Cláudio está a fazer uma série sobre artistas plásticos. O próxima longa é que será a adaptação de Big Jato. Isso quer dizer, explica ele, um filme sobre “a igualdade entre seres humanos, pessoas que são diferentes mas são iguais”. Há um Abel, um Caim, e no meio uma criança chamada Francisco. “É o Xico [Sá] e é o meu filho Francisco, afilhado dele, de nove anos. Ele vai ser o actor. A gente está brigando porque tem de fazer um teste de elenco.” É bisneto de Vinicius de Moraes, este jovem Francisco.
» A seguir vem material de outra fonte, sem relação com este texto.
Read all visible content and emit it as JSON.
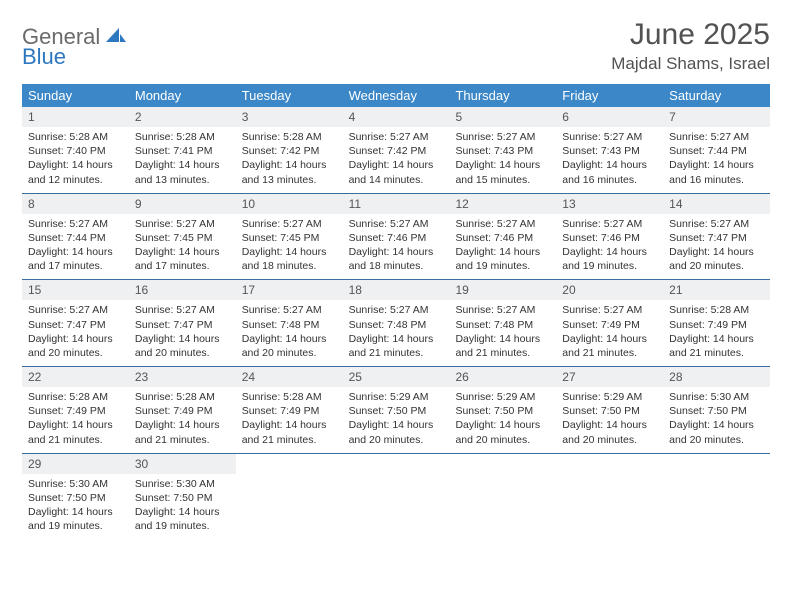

Cláudio conheceu Xico roubando livros. Xico trabalhava numa livraria, Cláudio roubava. “Ele ajudava a roubar. Aí falei para o dono: ‘Tarcísio, estou roubando teus livros.’ Ele riu. Eu roubava Maiakóvski, Gorki. Acreditava muito na revolução. Os livros de Jorge Amado, comprei com maconha a um amigo.” Agora sabe que a revolução não virá do cinema, e ainda assim é preciso fazer. E aqui. “Morei nove anos no Rio mas voltei, porque aqui não acabou a fonte. Não secou.”
Antes de se ir embora conta que uma grande amiga lhe ligou triste, queria se matar. “A gente é que escolhe, eu disse. A tristeza faz parte, a gente só tem de pegar ela bem pouquinho porque ela é ruim. Mas somos nós que escolhemos.”